If a large number of people were to live downtown, or at least experienced
it on foot rather than through a car window, they would know their
neighborhood personally. This is nothing more than an observation
drawn from my personal experiences, but I think that if more people
got around downtown by walking, there would be more opportunities
for unknown local businesses to flourish. Pedestrian friendly areas
like St. Paul’s Grand Avenue and Minneapolis’ Uptown
area are both hives of local entrepreneurship.
As it stands, however, most commuters race through downtown like
salmon pining for open water. As a result of their isolated and
insulated commute, the only businesses that they will know and recognize
are familiar ones—those whose advertising budgets penetrate
deep into the heart of Minnetonka. Imagine a woman in a car waiting
at a traffic light.
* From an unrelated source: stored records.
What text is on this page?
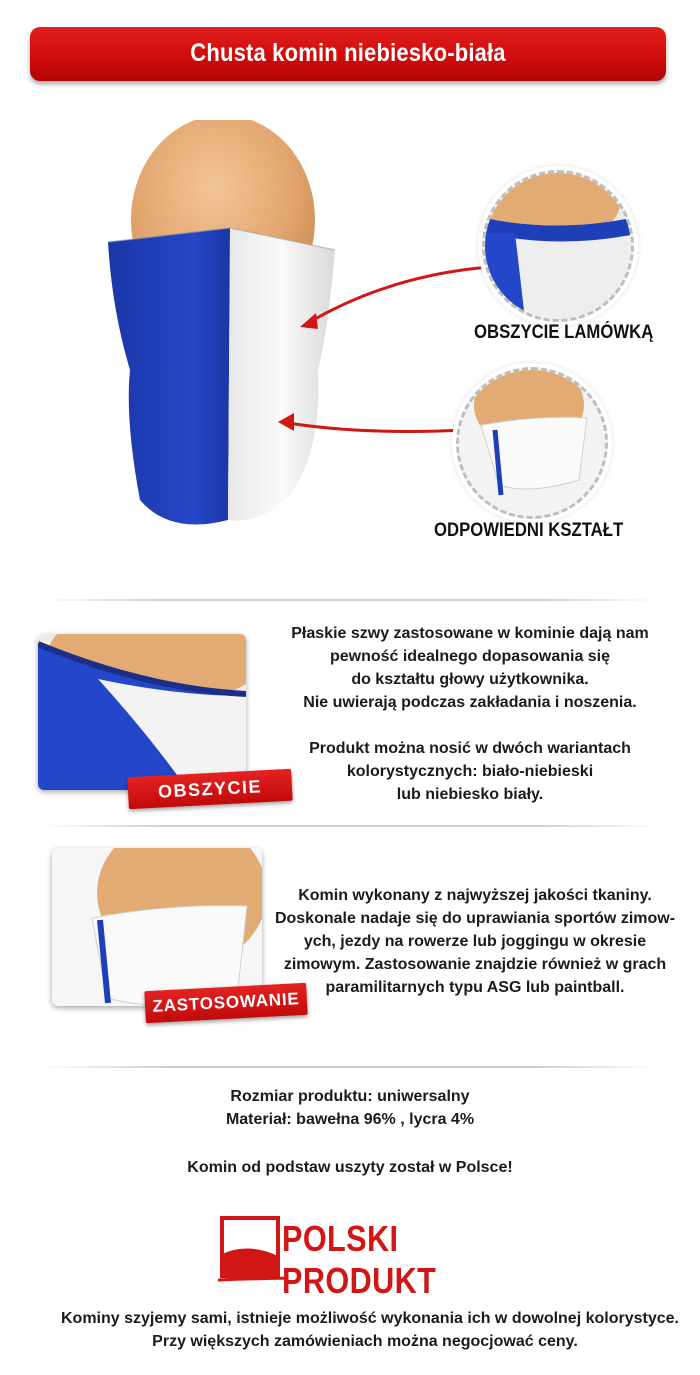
Chusta komin niebiesko-biała
OBSZYCIE LAMÓWKĄ
ODPOWIEDNI KSZTAŁT
OBSZYCIE
Płaskie szwy zastosowane w kominie dają nam
pewność idealnego dopasowania się
do kształtu głowy użytkownika.
Nie uwierają podczas zakładania i noszenia.

Produkt można nosić w dwóch wariantach
kolorystycznych: biało-niebieski
lub niebiesko biały.
ZASTOSOWANIE
Komin wykonany z najwyższej jakości tkaniny.
Doskonale nadaje się do uprawiania sportów zimow-
ych, jezdy na rowerze lub joggingu w okresie
zimowym. Zastosowanie znajdzie również w grach
paramilitarnych typu ASG lub paintball.
Rozmiar produktu: uniwersalny
Materiał: bawełna 96% , lycra 4%
Komin od podstaw uszyty został w Polsce!
POLSKI PRODUKT
Kominy szyjemy sami, istnieje możliwość wykonania ich w dowolnej kolorystyce.
Przy większych zamówieniach można negocjować ceny.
She sees two restaurants on the corner, one
of which she’s never hear of before, the other a major chain
whose food, atmosphere, prices, etc. she knows very well from other
outlets and from advertising. The latter is the one she will go
to if she’s hungry and has a free moment in her busy commute.
That’s because the chain restaurant has more mindshare: she
knows the business before she ever sets foot in the door, and she
has commercials on the nightly news reminding her of its existence.
It’s a sad state of affairs with downtown these days. I get
depressed—have a real physical reaction—to the low-rent
Vegas-style glitz of the Block E development. What worries me most
of all about the way mall culture has been seeping into downtown
is the fact that many shopping malls have been losing obligatory
businesses like Banana Republic and J Crew. After all, the cat’s
been out of the bag for a good decade now: malls are generic, boring
and, well, altogether déclassé. Those monuments to
capitalism that sprang up from the fertile soil of suburbia in the
Reagan years have lost their luster. Suffering from overcapacity
and a clientele increasingly wary of the cheap and vapid teen culture
that they harbor, many of those malls have begun to look downright
seedy. But don’t think that corporate America hasn’t
been paying attention. Retailers’ stakes in shopping malls
begin and end with the bottom line, and if they’re no longer
attracting the right customers, companies won’t stay there
for long.
But you can bet they’re going to set up shop somewhere.